No Luxemburgo, o Benfica morreu
No Luxemburgo, o Benfica morreu
O anúncio chegou no fim de maio e, para mim, tem contornos de tragédia. O Benfica, tal como o conhecemos, morreu. As coisas já não andavam a correr bem há algum tempo, mas agora a certidão de óbito está definitivamente declarada. O FCRM Hamm Benfica terminou o campeonato luxemburguês no último posto, desceu de divisão e os sócios decidiram em assembleia geral mudar o nome ao clube. Então morreu o Benfica e nasceu o FC Luxembourg City.
No Luxemburgo, o Benfica era Benfica desde 2004. Andava Portugal a organizar um campeonato europeu de futebol para a Grécia ganhar quando dois clubes da capital – o FC Hamm 37 e o Rapid Mansfeldia 86, de Clausen – se fundiram e ocuparam o estádio de Cents. Um acordo de associação ao clube português explica-lhe o nome – e em 2013 especulou-se se Mantorras não viria terminar aqui a sua carreira. Nunca aconteceu.
(...) a morte do clube é uma tragédia. Mas, na verdade, não o é apenas para os adeptos encarnados – é uma desgraça portuguesa.
Não se pode dizer que, no Luxemburgo, o Benfica tenha sido um estrondo. A melhor classificação que alcançou na Liga foram dois quintos lugares, em 2009/10 e 2012/13. Na Taça, nunca foi além dos oitavos de final. E a última época foi uma verdadeira hecatombe. Em 31 jogos, teve 29 derrotas, uma vitória e um empate (ambos contra o Victoria Rosport). A equipa marcou 13 golos e sofreu 105. Foi goleado por nove a um em casa e três vezes por sete a zero – duas partidas fora e uma em casa. Eu fui a Cents assistir a esse jogo em que o Fola Esch destruiu a defesa encarnada. Foi um jogo desencantado para uma época terrível.
Para quem é benfiquista com todas as células, a morte do clube é uma tragédia. Mas, na verdade, não o é apenas para os adeptos encarnados – é uma desgraça portuguesa. O desaparecimento do Hamm Benfica é o derradeiro golpe à memória da antiga Liga Portuguesa de Futebol no Luxemburgo, que chegou a contar com 36 clubes e três divisões. Nas cidades do Grão-Ducado formaram-se clubes chamados Sporting e Porto, Braga e Tondela, Leixões e Chaves, Tirsense, Estoril e Estrela da Amadora.
O campeonato português durou de 1978 a 2006. Morreu por decreto luxemburguês, quando a federação começou a exigir aos clubes que tivessem campos próprios.
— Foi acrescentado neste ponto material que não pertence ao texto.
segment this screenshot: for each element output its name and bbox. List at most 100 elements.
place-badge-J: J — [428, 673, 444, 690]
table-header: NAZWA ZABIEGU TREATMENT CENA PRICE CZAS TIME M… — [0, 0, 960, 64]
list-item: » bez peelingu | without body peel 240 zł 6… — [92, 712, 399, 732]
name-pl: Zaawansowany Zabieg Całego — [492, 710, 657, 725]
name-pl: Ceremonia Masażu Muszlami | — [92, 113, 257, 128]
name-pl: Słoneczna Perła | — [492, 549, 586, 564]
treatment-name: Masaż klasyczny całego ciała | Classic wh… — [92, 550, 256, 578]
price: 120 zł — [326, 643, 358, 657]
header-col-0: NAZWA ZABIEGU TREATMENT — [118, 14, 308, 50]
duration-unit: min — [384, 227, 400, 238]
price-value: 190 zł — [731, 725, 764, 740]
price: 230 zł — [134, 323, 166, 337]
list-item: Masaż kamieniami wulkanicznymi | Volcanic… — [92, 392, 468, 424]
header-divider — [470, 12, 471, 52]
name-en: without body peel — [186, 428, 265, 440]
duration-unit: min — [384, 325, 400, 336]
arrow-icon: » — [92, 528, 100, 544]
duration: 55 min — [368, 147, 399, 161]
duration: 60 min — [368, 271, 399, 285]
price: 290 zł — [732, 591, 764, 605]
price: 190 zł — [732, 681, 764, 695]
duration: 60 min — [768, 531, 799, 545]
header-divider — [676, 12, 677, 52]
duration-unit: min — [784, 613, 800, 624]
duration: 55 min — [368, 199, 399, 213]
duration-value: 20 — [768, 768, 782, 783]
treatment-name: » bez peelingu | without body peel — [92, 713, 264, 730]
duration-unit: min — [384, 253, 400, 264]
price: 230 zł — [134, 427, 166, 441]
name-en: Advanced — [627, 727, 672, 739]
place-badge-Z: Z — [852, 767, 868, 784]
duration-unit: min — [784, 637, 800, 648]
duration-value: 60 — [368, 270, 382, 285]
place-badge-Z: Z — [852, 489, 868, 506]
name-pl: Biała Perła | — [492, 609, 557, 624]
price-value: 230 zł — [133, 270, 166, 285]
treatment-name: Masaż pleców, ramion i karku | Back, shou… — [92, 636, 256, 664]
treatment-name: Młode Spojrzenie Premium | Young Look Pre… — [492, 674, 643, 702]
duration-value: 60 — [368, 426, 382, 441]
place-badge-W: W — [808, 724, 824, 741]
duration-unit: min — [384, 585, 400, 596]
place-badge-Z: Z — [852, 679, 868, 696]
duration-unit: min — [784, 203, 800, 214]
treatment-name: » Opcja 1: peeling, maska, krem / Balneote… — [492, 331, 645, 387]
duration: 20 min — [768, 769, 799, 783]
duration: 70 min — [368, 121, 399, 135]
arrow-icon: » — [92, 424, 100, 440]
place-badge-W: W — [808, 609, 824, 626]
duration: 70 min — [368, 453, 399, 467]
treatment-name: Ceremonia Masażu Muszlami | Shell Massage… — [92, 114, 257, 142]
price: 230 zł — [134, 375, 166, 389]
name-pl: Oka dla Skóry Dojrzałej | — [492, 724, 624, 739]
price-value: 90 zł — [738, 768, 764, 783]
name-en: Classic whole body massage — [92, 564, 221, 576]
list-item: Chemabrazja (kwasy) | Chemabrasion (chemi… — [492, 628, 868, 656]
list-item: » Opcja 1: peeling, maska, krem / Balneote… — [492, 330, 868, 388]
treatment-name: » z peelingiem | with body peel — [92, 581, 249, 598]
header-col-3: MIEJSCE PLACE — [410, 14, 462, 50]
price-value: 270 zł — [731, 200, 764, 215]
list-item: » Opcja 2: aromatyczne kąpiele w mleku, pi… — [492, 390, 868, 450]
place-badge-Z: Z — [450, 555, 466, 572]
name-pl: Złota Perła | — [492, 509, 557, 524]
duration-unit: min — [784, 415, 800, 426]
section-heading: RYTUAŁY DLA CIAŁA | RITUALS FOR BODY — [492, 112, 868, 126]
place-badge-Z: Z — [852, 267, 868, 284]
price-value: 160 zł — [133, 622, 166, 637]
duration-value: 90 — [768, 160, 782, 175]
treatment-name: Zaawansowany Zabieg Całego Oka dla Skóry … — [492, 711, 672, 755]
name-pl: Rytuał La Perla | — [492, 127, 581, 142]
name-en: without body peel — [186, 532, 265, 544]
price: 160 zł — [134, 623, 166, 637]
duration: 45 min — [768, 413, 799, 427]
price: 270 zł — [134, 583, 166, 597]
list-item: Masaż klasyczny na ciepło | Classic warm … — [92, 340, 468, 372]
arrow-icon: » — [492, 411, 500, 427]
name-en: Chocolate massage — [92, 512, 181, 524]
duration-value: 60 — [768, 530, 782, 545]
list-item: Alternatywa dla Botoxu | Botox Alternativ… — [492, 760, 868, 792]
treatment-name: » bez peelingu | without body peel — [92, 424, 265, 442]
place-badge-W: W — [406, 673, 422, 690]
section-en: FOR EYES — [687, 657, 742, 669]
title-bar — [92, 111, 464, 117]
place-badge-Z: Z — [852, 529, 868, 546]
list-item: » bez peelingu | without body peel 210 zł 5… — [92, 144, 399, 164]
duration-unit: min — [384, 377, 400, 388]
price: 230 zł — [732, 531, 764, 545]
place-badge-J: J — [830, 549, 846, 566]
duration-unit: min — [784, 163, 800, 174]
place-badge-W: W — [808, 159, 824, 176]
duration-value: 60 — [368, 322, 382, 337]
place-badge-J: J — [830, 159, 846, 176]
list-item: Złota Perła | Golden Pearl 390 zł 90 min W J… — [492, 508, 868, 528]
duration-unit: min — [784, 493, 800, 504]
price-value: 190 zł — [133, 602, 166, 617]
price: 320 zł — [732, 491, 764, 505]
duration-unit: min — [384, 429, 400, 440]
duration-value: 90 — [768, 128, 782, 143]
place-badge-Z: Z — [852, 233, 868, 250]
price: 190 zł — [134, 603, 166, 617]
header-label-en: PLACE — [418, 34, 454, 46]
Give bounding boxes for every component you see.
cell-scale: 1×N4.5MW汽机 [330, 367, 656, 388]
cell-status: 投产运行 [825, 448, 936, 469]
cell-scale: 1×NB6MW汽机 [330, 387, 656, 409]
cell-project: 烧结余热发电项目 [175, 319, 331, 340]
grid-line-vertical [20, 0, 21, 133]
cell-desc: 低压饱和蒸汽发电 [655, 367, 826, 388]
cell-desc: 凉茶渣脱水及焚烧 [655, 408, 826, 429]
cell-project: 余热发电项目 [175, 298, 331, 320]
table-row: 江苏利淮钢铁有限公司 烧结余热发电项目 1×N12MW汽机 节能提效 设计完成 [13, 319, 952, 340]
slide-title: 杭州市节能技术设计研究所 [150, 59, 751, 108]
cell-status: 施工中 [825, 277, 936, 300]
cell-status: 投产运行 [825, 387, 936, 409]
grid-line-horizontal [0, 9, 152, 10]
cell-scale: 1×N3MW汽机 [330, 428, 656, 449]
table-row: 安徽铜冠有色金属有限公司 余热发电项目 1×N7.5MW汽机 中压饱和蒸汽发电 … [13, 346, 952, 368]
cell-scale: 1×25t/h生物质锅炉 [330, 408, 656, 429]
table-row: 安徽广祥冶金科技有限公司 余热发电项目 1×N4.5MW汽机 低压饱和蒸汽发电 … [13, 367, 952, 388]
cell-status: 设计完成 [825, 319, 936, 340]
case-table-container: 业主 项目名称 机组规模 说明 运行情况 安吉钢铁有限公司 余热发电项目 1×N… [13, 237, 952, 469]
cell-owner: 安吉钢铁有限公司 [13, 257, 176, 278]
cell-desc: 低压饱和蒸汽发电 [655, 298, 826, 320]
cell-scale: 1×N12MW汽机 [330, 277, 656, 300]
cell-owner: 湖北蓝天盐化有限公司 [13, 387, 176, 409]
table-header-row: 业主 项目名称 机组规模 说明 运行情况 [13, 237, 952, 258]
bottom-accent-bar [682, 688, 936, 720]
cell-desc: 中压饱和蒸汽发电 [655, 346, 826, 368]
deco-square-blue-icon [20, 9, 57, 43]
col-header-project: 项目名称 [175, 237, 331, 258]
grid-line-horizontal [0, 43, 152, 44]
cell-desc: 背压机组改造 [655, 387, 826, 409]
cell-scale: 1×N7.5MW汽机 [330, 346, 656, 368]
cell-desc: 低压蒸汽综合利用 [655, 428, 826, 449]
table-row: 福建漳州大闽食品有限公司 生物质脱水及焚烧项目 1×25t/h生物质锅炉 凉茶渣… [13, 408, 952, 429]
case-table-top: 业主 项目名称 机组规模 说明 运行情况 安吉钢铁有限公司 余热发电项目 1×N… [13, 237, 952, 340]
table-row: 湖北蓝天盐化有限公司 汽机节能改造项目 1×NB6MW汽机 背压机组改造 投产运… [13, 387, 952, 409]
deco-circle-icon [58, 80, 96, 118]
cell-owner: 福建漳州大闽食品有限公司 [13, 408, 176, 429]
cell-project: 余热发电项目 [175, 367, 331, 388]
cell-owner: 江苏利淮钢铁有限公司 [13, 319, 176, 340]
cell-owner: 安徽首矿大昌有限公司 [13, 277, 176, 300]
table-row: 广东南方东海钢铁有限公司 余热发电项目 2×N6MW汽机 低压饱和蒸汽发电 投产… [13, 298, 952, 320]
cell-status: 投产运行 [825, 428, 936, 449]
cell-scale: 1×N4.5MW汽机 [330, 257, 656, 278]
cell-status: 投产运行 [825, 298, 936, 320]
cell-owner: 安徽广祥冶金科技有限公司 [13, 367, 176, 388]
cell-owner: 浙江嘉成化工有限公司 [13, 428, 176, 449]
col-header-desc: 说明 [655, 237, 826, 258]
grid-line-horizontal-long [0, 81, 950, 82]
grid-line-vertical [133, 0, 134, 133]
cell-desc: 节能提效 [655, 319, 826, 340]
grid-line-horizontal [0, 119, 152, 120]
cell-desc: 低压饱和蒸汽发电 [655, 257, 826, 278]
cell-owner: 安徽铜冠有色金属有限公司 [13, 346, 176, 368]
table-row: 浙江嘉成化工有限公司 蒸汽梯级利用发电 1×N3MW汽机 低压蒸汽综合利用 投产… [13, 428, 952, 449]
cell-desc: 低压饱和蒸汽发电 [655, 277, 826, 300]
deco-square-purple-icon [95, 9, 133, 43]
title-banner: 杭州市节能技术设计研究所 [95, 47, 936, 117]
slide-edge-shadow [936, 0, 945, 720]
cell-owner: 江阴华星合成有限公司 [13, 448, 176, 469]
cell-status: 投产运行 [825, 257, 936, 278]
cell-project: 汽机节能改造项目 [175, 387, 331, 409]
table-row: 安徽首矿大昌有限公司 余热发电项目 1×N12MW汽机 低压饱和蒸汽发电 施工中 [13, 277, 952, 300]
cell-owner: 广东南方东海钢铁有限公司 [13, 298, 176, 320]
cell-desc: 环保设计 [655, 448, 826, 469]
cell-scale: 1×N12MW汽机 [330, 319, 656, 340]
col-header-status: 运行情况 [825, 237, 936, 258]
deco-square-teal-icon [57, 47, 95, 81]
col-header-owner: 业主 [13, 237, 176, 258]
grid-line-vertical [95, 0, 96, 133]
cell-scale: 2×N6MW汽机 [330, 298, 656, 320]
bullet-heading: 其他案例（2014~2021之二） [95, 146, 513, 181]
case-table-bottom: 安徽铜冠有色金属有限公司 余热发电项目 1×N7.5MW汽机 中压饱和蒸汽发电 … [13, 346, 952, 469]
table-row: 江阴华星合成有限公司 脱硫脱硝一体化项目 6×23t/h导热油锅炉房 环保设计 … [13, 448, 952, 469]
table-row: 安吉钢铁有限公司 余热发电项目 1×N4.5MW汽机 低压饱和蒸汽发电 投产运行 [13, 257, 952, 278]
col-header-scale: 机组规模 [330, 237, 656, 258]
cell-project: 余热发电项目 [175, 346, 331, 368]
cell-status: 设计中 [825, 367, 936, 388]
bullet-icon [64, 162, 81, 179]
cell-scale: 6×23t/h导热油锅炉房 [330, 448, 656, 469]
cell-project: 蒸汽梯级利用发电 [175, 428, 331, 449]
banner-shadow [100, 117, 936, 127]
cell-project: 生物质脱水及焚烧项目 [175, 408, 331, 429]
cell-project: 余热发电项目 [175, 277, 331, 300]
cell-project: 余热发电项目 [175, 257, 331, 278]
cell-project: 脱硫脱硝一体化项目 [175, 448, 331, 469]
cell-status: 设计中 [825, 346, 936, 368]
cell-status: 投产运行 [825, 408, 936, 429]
Há uns anos escrevi uma reportagem sobre o assunto e o historiador Jean Ketter explicou-me que as autoridades do Luxemburgo se tinham assustado com a dimensão que as coisas estavam a tomar. Três divisões para três dezenas de equipas, equipas de arbitragem vindas de Portugal, jogadores contratados aos clubes mais pequenos da I Liga Portuguesa – tudo isso estava a criar um circuito fechado, não uma ferramenta de integração. Foi esse, pelo menos, o argumento oficial.
Alguns clubes portugueses fundiram-se nos anos seguintes aos luxemburgueses, mas aos poucos foram definhando e tornando-se pouco mais do que memórias. Os clubes do país encheram-se por sua vez de jogadores com apelidos lusos. E a verdade é que, em Hamm, o Benfica representava o último capítulo da resistência do futebol português no Grão-Ducado. Agora que caiu o pano e se fecha a cena, os vestígios dessa festa desaparecem de vez. Não foi só o Benfica que morreu. Foi um sonho antigo de bola.